The management of neuropathic pain (NPP) presents a challenge to clinicians of all specialties, since disorders associated with NPP span the gamut of medical disciplines. Opioid analgesics such as morphine (MOR) and gabapentin (GBPT) are 2 of the agents commonly used to manage NPP from diverse etiologies, although adverse effects or a ceiling dose for efficacy ultimately limit successful pain control in some patients. In several pharmacologic scenarios, it has been feasible to capitalize upon the beneficial effects of different classes of medications by using modest doses of complementary (ie, having potentially additive positive effects) agents, thereby minimizing their respective adverse effect profiles, without approaching their inherent therapeutic ceiling.

This randomized, double-blind trial assessed patients with NPP (n = 57) who were randomized to 5-week crossover periods of MOR (specifically, sustained release morphine), GBPT, GBPT + MOR, or active placebo (ie, lorazepam). The primary outcome was mean daily pain intensity. Baseline pain intensity was 5.72 on a 0-10 scale. The mean pain at 4-weeks treatment was statistically significantly different from placebo and baseline in persons treated with GBPT (pain = 4.15), MOR (pain = 3.7), and GBP + MOR (pain = 3.06). Lower doses of GBPT and MOR were required in combination to achieve a similar or superior therapeutic effect than the maximum dose of either single agent alone. Adverse effects of combination therapy were similar to those of monotherapy with MOR, although dry mouth with GBPT + MOR was considerably more frequent than either GBPT or MOR alone.

Gilron I, et al. N Engl J Med. 2005;352:1324-1334.

Correlation of Decreased Androgen Levels and Female Sexual Function Index

Low libido (LLB) is one of the most distressing female sexual dysfunctions, and is the most commonly reported female sexual dysfunction in epidemiologic surveys.
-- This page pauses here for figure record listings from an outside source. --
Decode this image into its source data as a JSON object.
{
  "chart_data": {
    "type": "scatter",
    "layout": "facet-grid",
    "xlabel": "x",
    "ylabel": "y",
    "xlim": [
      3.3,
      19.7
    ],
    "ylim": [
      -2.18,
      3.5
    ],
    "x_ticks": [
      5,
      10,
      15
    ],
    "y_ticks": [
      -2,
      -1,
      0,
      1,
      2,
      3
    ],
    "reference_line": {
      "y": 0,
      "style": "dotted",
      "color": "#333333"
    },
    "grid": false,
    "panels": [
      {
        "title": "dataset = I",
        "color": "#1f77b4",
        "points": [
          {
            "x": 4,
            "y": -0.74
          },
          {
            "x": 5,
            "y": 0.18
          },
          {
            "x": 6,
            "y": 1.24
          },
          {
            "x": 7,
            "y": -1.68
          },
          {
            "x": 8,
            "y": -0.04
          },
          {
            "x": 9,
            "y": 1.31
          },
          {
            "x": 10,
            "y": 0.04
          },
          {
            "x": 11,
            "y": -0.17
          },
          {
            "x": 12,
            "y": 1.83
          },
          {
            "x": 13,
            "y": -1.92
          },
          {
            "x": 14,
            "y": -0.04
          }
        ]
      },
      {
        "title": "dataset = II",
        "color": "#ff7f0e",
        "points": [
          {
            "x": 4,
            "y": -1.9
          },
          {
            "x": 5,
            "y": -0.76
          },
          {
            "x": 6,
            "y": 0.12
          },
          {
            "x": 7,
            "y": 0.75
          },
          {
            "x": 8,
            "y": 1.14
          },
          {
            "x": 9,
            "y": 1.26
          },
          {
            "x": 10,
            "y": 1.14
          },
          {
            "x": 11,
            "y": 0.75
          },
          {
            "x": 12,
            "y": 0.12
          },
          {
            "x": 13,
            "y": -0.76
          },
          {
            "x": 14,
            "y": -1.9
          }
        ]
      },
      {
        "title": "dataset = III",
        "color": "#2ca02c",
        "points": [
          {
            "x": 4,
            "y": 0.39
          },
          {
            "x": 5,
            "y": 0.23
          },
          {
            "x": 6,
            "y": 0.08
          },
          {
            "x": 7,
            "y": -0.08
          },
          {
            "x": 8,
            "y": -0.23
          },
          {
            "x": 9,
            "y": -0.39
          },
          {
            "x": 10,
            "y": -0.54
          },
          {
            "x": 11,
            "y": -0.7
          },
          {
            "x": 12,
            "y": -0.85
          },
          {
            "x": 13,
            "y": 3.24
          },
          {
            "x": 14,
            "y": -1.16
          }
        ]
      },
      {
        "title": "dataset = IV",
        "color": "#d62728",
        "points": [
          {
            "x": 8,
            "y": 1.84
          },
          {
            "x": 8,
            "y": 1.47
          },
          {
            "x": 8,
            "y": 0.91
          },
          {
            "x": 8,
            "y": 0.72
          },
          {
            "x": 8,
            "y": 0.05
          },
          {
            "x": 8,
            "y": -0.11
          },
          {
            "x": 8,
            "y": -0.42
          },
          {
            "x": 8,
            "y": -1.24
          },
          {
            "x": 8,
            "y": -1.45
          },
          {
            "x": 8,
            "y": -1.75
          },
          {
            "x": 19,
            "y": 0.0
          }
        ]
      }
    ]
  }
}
Studies with androgen replacement or supplementation have suggested that amplification of androgens has an enhancing effect on libido.
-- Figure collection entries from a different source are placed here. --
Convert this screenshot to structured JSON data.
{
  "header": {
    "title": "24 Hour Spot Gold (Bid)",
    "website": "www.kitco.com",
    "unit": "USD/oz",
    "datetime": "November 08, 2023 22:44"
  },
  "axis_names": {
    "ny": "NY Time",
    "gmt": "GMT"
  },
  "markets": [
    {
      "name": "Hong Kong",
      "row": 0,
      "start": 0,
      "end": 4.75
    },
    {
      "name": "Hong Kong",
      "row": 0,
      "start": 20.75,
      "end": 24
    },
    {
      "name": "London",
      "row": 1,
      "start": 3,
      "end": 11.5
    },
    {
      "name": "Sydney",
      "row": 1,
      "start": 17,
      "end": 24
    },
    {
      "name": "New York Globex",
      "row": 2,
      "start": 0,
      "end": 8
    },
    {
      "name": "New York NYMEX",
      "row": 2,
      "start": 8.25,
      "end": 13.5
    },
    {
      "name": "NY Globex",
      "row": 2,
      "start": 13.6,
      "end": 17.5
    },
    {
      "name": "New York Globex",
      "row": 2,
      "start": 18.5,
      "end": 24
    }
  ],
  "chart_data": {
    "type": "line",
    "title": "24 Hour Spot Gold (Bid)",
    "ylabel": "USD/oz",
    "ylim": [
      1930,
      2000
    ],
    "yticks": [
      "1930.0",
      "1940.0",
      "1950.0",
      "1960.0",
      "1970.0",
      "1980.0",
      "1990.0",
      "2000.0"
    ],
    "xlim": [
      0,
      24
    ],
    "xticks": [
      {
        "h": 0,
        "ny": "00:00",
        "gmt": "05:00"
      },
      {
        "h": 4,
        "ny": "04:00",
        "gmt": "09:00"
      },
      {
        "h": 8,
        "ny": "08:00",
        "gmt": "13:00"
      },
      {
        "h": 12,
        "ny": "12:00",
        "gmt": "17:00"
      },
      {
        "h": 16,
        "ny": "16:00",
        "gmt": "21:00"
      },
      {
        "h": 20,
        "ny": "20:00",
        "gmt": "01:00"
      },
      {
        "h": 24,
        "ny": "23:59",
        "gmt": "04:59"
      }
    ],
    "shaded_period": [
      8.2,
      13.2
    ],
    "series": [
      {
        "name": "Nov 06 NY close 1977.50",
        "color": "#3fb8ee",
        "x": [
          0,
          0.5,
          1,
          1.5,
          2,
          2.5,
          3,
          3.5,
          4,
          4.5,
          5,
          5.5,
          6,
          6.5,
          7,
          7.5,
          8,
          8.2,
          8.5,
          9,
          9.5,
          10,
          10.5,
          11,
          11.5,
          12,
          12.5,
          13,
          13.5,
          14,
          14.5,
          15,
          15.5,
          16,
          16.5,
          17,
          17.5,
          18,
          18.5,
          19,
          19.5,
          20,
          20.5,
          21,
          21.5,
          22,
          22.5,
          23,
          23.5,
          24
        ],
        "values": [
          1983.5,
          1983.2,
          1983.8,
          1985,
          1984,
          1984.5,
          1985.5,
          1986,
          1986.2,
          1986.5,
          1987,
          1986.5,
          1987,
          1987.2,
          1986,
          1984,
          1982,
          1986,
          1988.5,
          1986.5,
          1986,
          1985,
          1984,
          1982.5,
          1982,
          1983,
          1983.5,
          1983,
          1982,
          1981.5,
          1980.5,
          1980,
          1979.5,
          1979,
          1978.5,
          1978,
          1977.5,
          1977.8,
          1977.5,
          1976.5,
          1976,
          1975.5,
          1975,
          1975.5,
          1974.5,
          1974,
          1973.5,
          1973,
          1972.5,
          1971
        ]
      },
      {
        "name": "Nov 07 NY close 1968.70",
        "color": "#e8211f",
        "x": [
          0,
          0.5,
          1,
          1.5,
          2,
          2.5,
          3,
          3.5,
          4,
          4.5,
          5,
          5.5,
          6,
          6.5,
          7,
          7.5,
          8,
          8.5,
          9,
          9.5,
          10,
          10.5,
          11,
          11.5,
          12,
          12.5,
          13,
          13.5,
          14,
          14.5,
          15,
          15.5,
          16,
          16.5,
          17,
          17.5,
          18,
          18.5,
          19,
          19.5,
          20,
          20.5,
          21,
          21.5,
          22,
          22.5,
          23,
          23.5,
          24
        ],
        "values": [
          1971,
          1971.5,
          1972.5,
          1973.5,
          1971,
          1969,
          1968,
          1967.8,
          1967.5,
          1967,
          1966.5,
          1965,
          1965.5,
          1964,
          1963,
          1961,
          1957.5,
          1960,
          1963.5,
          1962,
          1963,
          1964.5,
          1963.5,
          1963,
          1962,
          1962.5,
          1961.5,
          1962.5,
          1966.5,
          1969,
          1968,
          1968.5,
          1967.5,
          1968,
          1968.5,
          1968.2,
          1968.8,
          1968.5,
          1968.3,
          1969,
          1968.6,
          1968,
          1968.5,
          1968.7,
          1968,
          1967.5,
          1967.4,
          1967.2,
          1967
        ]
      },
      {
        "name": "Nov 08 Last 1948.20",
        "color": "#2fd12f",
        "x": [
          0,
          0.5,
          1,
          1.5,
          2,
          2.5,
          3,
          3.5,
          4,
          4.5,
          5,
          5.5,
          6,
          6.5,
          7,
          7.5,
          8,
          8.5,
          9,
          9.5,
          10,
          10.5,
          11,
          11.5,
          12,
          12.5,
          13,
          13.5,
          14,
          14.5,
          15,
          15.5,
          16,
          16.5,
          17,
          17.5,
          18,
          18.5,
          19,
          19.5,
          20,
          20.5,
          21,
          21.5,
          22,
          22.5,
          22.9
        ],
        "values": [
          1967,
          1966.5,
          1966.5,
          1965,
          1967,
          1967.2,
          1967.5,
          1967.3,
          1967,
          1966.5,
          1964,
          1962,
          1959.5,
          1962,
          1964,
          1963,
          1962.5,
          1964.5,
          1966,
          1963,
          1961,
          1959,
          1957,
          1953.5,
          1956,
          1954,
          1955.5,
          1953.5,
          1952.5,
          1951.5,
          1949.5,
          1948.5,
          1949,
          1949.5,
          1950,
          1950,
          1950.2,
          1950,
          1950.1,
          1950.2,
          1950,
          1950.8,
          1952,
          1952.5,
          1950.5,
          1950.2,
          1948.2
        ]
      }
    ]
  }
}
Turna and colleagues compared levels of various androgenic and non-androgenic hormones in premenopausal (n = 40) and postmenopausal (n = 40) women equally divided between those with and without LLB. Women who reported LLB reported symptoms for at least 6 months, and were in stable relationships were included. Measurements of psychological status (ie, Beck Depression Inventory) and the Female Sexual Function Index (FSFI)were coupled with laboratory analysis including total testosterone (tTST), free testosterone (fTST), estradiol, dehydroepiandrosterone sulfate (DHEA-S), and sex hormone binding globulin (SHBG).

There was a positive correlation between androgens and scores on the FSFI in both premenopausal and post-menopausal women. Similarly, lower androgen levels were associated with lower levels of arousal, lubrication, and orgasm as measured on the FSFI (P <0.05). Additionally, women with LLB had statistically significantly lower androgen levels than their menopausal-status-matched comparators. These correlations were consistent across tTST, fTST, and DHEA-S.

The role of androgen supplementation in women remains highly controversial. If androgen supplementation is desired, the best method is similarly indeterminate. Nonetheless, such data suggest that attention to the androgen status of women with LLB may merit consideration.

Turna B, et al. Int J Impot Res. 2005; 17:148-153.

Smoking and ED

It is increasingly recognized in the clinical community that erectile dysfunction (ED) most commonly represents endothelial dysfunction associated with any of the risk factors for vasculopathy: eg, diabetes, dyslipidemia, and hypertension. Cigarette smoking (CIG) is also recognized as a potent inducer of vasculopathy, but there are not much data specifically addressing the relationship between CIG and ED. Critical questions for elucidation include the relative risk effects of CIG upon ED, the prognostic effect of CIG upon established ED, and whether ED elicits any modifications in smoking behavior.

This population study included residents from communities around Tampere, Finland aged 50-70 years (n = 2198). Information was obtained at baseline and 5 years later, and included questions on presence, absence, and severity of ED, and smoking status.

There was a trend for increased incidence of ED (OR = 1.4; CI, 0.9-2.3) with smoking; among men who subsequently recovered their erectile function, the rate of recovery was less in those who continued to smoke than those who quit.

Curiously, men who incurred ED more often then began to smoke, so that "smoking causes ED and ED causes smoking." These data support the deleterious relationship of smoking to erectile function. Smokers who continue to smoke are less likely to recover erectile function.

Shiri R, et al. Int J Impot Res. 2005;17:164-169.